Probably the most severe of these – besides the ban – was the conflict that broke out in 1933 through Gertrud Spoerri. Hermann Heisler came out sharply against her. August Pauli tried intensively to bring about a mediation. Finally, Friedrich Rittelmeyer travelled from Stuttgart and announced her leave of absence.

The exhilarating time of the beginning of all congregational work for The Christian Community had thus come to an end. The rising power of the National Socialists overshadowed all free spiritual life. Hermann Heisler had to give way to this. He had violated a ban imposed by those in power, and it was necessary for August Pauli to agree to his departure, even though the two men, so different from each other, had become close friends.

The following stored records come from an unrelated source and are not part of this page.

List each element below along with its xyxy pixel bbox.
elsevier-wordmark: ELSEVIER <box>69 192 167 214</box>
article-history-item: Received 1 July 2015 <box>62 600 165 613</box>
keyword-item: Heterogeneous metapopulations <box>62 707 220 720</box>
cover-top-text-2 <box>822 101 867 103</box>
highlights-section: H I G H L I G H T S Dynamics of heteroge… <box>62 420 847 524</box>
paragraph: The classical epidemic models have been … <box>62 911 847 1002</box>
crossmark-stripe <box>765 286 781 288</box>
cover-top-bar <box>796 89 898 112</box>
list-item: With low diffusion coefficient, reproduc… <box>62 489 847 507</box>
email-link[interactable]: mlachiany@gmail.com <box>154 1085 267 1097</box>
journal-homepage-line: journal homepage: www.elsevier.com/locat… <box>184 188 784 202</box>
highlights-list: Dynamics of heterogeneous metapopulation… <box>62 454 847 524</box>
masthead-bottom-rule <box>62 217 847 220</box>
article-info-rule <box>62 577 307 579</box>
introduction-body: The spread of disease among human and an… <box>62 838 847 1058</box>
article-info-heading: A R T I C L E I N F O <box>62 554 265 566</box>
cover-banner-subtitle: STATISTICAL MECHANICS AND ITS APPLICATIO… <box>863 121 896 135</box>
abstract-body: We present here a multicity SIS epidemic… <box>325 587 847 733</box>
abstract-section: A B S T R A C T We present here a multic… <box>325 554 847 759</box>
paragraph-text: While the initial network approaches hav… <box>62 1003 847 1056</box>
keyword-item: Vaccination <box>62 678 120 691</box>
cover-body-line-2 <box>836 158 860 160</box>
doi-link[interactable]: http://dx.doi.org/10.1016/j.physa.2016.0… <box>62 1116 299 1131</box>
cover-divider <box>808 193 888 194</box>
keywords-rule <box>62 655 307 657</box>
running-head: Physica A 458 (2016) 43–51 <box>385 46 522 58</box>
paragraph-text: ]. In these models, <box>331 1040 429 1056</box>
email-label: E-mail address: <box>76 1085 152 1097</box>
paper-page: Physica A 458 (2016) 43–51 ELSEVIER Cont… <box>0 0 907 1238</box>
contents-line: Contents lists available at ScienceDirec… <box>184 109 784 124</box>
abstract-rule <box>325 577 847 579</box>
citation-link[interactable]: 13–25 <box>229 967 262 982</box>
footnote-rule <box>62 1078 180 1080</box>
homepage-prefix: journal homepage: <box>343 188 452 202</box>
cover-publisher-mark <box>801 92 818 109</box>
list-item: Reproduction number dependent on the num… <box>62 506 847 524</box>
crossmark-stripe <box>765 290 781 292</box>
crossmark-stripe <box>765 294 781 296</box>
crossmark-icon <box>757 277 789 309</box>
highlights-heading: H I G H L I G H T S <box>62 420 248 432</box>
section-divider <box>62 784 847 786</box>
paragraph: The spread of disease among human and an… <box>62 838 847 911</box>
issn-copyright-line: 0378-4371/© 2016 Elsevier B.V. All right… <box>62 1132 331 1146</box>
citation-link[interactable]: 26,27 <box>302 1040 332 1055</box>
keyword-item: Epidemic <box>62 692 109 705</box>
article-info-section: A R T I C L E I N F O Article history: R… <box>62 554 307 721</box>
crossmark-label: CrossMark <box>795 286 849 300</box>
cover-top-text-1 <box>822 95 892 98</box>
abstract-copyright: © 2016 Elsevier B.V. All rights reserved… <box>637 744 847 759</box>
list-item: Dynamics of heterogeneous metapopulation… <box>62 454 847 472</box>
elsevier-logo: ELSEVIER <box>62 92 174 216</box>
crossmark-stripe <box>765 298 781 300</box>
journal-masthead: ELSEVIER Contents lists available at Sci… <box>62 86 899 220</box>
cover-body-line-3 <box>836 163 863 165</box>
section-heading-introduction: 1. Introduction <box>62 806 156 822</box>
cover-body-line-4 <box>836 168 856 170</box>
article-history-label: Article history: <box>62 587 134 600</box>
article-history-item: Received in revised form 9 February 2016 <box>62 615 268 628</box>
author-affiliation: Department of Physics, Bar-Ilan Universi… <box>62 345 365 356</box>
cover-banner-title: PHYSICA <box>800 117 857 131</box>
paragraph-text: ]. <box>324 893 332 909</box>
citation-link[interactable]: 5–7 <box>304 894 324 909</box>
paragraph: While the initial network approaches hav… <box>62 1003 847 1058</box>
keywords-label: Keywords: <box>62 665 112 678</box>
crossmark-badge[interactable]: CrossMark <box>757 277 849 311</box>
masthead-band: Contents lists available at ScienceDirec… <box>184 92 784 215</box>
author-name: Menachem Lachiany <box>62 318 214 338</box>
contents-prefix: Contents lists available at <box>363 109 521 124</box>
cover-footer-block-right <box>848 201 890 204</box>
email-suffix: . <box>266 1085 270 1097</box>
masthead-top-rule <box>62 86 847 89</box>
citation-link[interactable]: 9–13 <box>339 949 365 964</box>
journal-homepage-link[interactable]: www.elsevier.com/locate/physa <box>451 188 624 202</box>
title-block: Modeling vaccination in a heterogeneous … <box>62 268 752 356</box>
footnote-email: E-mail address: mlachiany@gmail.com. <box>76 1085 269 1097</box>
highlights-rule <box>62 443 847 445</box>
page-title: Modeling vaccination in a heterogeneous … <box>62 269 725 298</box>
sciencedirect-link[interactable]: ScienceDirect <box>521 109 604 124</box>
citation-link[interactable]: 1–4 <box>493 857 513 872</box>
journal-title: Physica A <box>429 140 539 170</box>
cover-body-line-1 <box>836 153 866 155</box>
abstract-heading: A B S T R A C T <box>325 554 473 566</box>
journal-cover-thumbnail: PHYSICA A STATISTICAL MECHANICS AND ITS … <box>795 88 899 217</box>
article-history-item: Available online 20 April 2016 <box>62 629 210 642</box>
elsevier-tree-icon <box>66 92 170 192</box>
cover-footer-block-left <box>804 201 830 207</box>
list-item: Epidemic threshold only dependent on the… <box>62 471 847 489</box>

Of August Pauli’s two children, his son Reinhold, born in 1915, died in 1938 during a mountain hike at the ‘Totenkirchl’ in the Wilden Kaiser, east of Kufstein. This experience had deeply shaken August Pauli, and Hermann Heisler had been a strong support for him during this most difficult time.

The death of his son unleashed new abilities and possibilities in August Pauli. At almost seventy years of age, he opened his soul to his fellow human beings in radiant mildness, and the refined humor of old-age wisdom met his friends. From that time on, August Pauli was able to perceive clear experiences from beyond the threshold, from the so-called dead, with an alert daytime consciousness. With this ability, he was able to help many people in the following difficult years of prohibition and war.

After the Second World War, August Pauli was the patriarch of the reconstruction phase of the congregation in Munich. He had to cope with the death of his wife Elsbeth in 1955 and another crisis among his colleagues. But then, the almost ninety-year-old was able to experience the consecration of the new church in Munich’s Leopoldstraße, revered and celebrated by the whole congregation. He was rightly one of the few wearers of the golden ring and the title of ‘Archpriest,’ a distinction that has only been awarded to a few priests to this day.

On Christmas Eve 1958, weakness forced him into bed. He died on January 6, 1959. Thus his dying was at the same time a journey through the twelve holy nights and a full awakening to the spiritual reality on Epiphany, the day of the appearance of the light from above.

1 reply
  1. Stephanie Georgieff
    Stephanie Georgieff says:

    This is a very inspiring story to hear of one of the original Priests of the Christian Community, especially his experiences shepherding congregations during the time of war. I was especially touched by the empty churches being filled during WWI, interesting to say the least. Thanks for this!